Второй же источник новых данных указывает: то, что «могло» случиться, случилось в действительности. Климатология сейчас заражена пристрастной полемикой, но результаты исследований ледовых кернов, демонстрирующие повышение уровня углекислого газа в атмосфере за последние десять тысяч лет, сомнению не подлежат. «Антропогенное» объяснение, недавно предложенное одним выдающимся климатологом, приведшим много убедительных свидетельств, заключается в том, что вырубка лесов в сельскохозяйственных целях, заменяющая естественные зелёные массивы засаженными полями и повышающая численность стад скота, особенно скота, производящего метан, как минимум в той же мере повлияла на повышение уровня углекислого газа в атмосфере за последние несколько тысяч лет.
В таком контексте обращают на себя внимание два резких и значительных снижения уровня содержания углекислого газа во льду, одно из которых примерно соответствует 541 г., что даёт внешнее свидетельство неслыханного демографического бедствия, вызвавшего распространившееся на широкой территории возвращение возделанных полей к естественному зелёному покрову, а также пожирание брошенного травоядного скота (на территории империи всё ещё водились стаи волков, медведи, львы и гепарды, а в восточной Анатолии – каспийские тигры)[163]. Климатологические свидетельства носят более решающий характер, чем доступные доселе археологические, но последние полностью согласуются с первыми; в заключении одного из написанных недавно обзоров говорится:
…экспансия поселений, бывшая столь характерной для большей части сельской и городской Сирии в пятом и шестом веках, внезапно оборвалась в середине шестого века. Есть свидетельства тому, что новая застройка почти прекратилась, хотя обновление домов и пристройка к ним продолжались в сельских районах…[164]
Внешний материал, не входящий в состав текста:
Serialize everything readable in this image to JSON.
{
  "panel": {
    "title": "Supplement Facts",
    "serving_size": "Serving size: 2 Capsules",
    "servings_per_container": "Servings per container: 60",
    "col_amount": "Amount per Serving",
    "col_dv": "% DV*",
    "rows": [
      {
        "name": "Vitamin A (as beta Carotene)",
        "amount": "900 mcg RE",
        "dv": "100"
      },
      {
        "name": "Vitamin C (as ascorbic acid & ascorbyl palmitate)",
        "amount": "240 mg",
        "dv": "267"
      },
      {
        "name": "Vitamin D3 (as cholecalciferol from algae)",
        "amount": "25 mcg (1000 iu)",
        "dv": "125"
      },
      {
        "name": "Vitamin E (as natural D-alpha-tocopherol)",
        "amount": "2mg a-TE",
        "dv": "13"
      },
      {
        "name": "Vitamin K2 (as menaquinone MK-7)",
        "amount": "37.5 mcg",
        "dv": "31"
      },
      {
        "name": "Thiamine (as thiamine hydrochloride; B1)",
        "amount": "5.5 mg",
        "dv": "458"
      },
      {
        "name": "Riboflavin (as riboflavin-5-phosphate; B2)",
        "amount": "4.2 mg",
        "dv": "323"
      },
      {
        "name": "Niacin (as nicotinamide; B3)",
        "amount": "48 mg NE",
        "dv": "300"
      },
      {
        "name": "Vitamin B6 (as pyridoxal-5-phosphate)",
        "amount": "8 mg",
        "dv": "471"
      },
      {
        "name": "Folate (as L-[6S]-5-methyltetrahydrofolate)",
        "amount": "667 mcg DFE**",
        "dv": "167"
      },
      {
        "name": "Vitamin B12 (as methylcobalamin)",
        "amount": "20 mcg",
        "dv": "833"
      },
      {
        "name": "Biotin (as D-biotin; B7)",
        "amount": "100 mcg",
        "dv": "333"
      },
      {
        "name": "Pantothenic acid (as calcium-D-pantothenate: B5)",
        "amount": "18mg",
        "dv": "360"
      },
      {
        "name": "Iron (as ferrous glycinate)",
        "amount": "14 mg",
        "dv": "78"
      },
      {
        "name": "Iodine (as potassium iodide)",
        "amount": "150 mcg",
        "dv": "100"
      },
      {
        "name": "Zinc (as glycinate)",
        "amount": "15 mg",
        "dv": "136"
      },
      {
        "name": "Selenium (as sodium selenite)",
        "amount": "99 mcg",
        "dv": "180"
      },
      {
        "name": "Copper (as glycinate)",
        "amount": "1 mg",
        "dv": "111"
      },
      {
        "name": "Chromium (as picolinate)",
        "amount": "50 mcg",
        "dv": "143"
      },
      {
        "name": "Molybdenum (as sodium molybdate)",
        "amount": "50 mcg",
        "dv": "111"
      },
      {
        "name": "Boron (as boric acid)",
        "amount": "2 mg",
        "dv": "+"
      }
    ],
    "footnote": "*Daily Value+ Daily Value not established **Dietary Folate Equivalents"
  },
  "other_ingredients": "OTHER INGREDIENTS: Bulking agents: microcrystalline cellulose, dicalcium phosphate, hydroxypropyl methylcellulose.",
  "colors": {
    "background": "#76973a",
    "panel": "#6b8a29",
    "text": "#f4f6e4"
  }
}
Между прочим, последнее замечание легко объяснимо формированием новых семей из сохранившихся остатков тех семей, что существовали до начала чумы. Взятые вместе, новые данные биологии и климатологическая теория взывают к новой оценке Юстиниана и его политики. Он мог бы добиться таких же успехов в осуществлении своих военных амбиций, как это удалось ему с амбициями юридическими и архитектурными. Империя потерпела крах из-за Yersinia pestis, из-за бубонной чумы, которая страшно ослабила её в военном отношении, если сравнивать с её врагами, которые не понесли столь огромного ущерба, ибо не были столь инфицированы: то ли потому, что были не столь цивилизованны, то ли потому, что не столь организованы (это прежде всего), а потому не столь уязвимы перед лицом крушения всех социальных установлений.